Continuing with my last post I am now going to share with you the secret of BlaZe’s guacamole.  This is a gift of priceless value.  Many a guacamole hater has turned to the dark side after sampling this recipe.  So, even if you have disliked guacamole in the past we urge you to try this recipe and give the heavenly avocado a second chance.  Speaking of avocados, the most difficult part of this recipe is choosing the correct one.  The recipe calls for Hass avocados, and though there are other varieties Hass is the one most readily available at supermarkets at least in this area.  When first picked and unripe, hass avocados are a bright green and have the density of granite (as well as the flavor). As they ripen, the avocadoes become darker and softer.  The proper avocado should be mostly black and yield somewhat to a gentle squeeze.  If it looks like something left too long on your bbq and collapses when gently squeezed it is overripe and rotten.
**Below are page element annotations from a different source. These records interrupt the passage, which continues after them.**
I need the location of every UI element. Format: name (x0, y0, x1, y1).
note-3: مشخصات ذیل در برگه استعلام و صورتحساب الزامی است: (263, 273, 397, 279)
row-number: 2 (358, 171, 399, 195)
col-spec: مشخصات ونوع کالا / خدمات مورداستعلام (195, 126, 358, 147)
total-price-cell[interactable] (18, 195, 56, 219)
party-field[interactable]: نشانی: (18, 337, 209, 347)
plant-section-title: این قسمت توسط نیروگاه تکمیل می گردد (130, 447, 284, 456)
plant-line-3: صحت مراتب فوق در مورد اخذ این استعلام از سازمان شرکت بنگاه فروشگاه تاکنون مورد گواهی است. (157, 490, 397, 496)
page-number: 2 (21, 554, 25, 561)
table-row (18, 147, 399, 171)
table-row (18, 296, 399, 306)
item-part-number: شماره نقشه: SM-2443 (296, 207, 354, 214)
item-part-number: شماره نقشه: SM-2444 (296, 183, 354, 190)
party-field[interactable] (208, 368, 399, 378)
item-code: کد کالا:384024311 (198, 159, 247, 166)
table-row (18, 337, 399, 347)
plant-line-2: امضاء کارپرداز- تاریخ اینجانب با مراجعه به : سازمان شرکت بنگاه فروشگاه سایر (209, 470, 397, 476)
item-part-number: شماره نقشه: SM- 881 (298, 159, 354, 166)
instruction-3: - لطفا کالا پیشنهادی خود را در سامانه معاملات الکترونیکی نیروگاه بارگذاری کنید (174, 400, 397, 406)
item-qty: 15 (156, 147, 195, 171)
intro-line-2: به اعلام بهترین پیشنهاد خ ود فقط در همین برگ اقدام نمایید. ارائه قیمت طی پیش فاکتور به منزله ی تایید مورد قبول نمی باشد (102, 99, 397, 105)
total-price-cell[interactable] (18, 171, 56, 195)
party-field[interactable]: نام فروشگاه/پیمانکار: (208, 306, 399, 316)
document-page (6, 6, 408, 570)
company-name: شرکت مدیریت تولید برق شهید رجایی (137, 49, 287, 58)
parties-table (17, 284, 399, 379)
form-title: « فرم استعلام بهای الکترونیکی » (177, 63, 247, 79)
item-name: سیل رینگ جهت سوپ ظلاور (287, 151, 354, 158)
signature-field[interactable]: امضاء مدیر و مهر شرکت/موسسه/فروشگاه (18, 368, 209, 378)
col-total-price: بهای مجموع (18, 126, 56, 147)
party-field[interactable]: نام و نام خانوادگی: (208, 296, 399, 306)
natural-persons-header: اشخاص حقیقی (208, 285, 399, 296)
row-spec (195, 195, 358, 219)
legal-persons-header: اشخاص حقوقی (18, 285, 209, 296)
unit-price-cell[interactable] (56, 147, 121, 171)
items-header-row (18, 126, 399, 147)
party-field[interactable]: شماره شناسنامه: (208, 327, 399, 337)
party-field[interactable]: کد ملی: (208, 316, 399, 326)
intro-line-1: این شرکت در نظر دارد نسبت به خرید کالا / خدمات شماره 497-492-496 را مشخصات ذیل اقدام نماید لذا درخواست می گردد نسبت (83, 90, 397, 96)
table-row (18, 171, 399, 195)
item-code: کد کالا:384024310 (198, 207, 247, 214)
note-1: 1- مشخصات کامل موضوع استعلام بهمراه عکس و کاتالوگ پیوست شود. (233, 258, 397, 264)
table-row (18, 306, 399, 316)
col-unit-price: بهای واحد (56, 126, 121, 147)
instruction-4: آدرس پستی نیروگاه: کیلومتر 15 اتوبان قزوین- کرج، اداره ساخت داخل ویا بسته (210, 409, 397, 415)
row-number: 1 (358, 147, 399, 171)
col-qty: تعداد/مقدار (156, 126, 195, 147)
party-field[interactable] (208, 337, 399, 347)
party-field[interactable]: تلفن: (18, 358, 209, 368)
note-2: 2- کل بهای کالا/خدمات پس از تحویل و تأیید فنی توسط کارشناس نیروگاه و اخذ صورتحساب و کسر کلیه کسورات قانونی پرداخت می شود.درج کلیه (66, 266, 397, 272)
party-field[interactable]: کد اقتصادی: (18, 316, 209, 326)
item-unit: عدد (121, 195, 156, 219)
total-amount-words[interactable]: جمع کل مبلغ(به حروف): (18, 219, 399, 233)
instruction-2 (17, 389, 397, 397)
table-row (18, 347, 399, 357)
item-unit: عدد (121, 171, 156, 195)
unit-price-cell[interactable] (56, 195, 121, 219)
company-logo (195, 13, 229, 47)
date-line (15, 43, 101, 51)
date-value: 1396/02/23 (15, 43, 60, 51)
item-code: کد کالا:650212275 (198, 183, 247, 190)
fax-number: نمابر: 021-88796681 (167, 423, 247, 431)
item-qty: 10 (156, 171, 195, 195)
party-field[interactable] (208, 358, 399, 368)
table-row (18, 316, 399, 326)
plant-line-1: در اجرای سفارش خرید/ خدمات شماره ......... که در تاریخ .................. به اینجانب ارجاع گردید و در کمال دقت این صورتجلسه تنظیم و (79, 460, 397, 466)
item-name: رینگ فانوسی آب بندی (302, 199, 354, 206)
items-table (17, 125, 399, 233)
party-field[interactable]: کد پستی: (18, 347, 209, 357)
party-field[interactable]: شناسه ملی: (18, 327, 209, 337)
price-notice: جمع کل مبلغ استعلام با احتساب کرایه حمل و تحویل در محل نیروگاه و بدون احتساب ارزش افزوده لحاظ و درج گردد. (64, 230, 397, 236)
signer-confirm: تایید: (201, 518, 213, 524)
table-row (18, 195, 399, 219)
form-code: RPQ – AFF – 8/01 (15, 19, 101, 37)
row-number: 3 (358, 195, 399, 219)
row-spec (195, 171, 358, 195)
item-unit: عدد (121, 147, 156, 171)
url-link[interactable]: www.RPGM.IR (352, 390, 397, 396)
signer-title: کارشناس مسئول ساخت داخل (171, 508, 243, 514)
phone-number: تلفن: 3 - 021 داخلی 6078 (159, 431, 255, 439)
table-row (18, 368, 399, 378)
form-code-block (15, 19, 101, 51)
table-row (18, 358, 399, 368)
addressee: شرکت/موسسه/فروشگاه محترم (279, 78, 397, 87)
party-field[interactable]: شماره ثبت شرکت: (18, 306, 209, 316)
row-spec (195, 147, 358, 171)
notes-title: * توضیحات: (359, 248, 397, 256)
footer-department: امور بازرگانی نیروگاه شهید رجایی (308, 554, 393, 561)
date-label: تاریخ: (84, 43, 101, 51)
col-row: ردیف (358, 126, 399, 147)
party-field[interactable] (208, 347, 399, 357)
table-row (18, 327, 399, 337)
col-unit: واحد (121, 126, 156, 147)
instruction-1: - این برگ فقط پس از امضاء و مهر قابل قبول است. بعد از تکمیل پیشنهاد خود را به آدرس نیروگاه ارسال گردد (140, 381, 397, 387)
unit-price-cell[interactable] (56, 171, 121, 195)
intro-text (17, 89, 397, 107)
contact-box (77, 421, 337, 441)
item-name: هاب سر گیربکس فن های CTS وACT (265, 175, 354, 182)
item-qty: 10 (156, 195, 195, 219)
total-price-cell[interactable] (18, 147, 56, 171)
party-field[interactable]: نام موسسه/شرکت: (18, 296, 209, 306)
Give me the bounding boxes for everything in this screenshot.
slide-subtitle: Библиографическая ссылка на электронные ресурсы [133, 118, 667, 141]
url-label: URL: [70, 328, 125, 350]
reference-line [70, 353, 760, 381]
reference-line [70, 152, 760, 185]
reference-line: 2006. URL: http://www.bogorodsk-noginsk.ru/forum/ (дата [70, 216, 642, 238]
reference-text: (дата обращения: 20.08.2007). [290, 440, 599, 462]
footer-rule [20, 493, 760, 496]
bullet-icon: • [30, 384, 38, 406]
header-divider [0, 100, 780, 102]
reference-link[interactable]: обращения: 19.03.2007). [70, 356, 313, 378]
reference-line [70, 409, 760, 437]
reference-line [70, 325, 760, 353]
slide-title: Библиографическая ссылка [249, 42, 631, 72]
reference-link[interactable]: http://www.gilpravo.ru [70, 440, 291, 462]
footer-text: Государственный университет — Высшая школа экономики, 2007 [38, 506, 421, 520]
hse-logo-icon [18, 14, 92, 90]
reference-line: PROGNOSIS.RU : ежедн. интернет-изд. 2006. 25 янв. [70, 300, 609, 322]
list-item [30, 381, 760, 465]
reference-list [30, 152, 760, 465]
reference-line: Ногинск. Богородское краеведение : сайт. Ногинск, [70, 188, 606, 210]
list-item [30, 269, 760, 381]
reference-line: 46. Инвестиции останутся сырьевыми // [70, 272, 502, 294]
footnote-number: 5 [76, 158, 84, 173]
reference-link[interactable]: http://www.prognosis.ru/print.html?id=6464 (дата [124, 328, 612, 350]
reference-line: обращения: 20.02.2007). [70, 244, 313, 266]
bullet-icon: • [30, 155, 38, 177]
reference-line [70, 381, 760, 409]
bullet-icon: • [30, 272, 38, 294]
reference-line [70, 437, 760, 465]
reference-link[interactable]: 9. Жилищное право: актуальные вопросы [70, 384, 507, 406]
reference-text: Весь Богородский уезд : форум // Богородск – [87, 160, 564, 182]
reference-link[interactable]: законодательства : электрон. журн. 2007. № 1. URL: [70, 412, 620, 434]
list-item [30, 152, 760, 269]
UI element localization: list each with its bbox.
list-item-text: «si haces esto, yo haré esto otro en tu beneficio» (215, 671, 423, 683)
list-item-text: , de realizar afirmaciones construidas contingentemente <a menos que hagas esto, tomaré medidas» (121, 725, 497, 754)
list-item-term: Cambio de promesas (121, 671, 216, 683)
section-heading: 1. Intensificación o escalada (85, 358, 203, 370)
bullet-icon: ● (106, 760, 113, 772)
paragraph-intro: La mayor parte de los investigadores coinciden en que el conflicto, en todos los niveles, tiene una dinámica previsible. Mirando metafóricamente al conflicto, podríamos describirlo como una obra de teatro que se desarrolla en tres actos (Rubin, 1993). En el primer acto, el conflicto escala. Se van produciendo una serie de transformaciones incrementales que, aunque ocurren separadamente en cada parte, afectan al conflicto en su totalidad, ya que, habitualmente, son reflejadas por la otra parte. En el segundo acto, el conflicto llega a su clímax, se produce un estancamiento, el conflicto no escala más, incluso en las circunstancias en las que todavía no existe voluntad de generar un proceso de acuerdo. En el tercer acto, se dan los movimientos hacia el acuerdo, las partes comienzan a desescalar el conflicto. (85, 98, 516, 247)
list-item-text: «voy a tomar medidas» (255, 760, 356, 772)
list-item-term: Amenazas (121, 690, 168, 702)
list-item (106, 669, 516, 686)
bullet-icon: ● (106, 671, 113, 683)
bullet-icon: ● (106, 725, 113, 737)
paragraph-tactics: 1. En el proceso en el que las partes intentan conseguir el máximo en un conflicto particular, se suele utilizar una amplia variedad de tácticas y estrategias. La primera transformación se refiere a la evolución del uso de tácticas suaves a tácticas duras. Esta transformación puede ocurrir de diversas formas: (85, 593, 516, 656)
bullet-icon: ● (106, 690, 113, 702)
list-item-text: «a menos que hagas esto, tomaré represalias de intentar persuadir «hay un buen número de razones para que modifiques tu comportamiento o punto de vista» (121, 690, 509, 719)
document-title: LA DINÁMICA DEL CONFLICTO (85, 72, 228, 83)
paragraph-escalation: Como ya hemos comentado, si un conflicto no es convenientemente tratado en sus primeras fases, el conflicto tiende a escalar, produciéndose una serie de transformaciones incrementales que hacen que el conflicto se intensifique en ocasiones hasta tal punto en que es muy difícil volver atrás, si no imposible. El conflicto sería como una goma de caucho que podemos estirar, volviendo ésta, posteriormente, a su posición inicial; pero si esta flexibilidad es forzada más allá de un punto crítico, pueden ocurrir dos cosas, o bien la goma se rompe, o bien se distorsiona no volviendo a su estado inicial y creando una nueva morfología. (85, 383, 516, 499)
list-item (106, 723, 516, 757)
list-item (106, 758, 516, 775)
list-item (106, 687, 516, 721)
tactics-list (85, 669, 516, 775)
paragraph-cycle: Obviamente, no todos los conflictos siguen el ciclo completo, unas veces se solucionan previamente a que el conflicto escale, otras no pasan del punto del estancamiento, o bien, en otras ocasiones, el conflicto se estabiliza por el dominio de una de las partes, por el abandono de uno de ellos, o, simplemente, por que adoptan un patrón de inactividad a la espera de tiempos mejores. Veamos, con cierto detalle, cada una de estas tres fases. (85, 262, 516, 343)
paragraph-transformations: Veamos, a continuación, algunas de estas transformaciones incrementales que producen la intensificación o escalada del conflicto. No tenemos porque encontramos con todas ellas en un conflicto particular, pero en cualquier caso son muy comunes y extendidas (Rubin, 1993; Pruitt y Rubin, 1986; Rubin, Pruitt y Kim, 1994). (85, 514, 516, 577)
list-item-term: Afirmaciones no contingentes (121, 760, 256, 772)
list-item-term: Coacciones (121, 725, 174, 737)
Now keep in mind when you plan to use the avocado as it will continue to ripen over time.  If your aren’t going to use it for several days go ahead and get a green one and let it sit on you counter, or if you plan on using it in a day or two get a ripe one and keep in the fridge.  You can increase the speed at which your avocado will ripen by placing in a paper bag with an apple.  Now that you have the perfect avocado at your house, what do you do with it?  Well, to get at the creamy goodness we’ll need to remove the leathesque skin, as well as the substantial seed.  Take a chef’s knife and cut into the avocado lengthwise, The knife should easily cut the skin and glide through the flesh of the avocado, but should catch on the large pit in the center.  Once you’ve reached the pit run the knife around it similar to cutting open a peach.  Now gently twist the two halves apart, one of which will have the pit.  To remove the pit hold that half in your hand and tap the butt end of the knife blade into the pit so it sticks and twist the pit out of the second half.  Now for our recipe simply grab a spoon and scoop the flesh out of the skins, but if you need slices or dices just slip a butter knife between the flesh and skin and then cut as needed, or you can also make your cuts in a crosshatch fashion with a butter knife before removing the chunks from the skin with your spoon. Ok, now that we have the hard part down the rest of this is quite easy.
BlaZe’s own Guacamole

3 ripe Hass avocadoes
½  red onion finely diced or minced
3 Roma tomatoes finely diced
1 bunch cilantro washed and finely chopped (as few stems as possible)
Juice of 1 lime
1tsp, kosher salt
¼ tsp. cumin
1 jalapeño seeded, ribs removed, and minced

Remove skins and pits from avocadoes.  Place avocado and rest of ingredients in large bowl and mash with a potato masher. Cover tightly, pushing plastic wrap into contact with top of guacamole, and place in refrigerator for at least one hour and up to overnight before serving.  Guacamole  will keep 2-3 days in the refrigerator, but outside surfaces will oxidize and turn brown.  Though visually unappealing, it will taste just fine.  If it really bothers you or you’re serving the queen simply scrape off outside layer of guacamole and the inside should still be nice and green.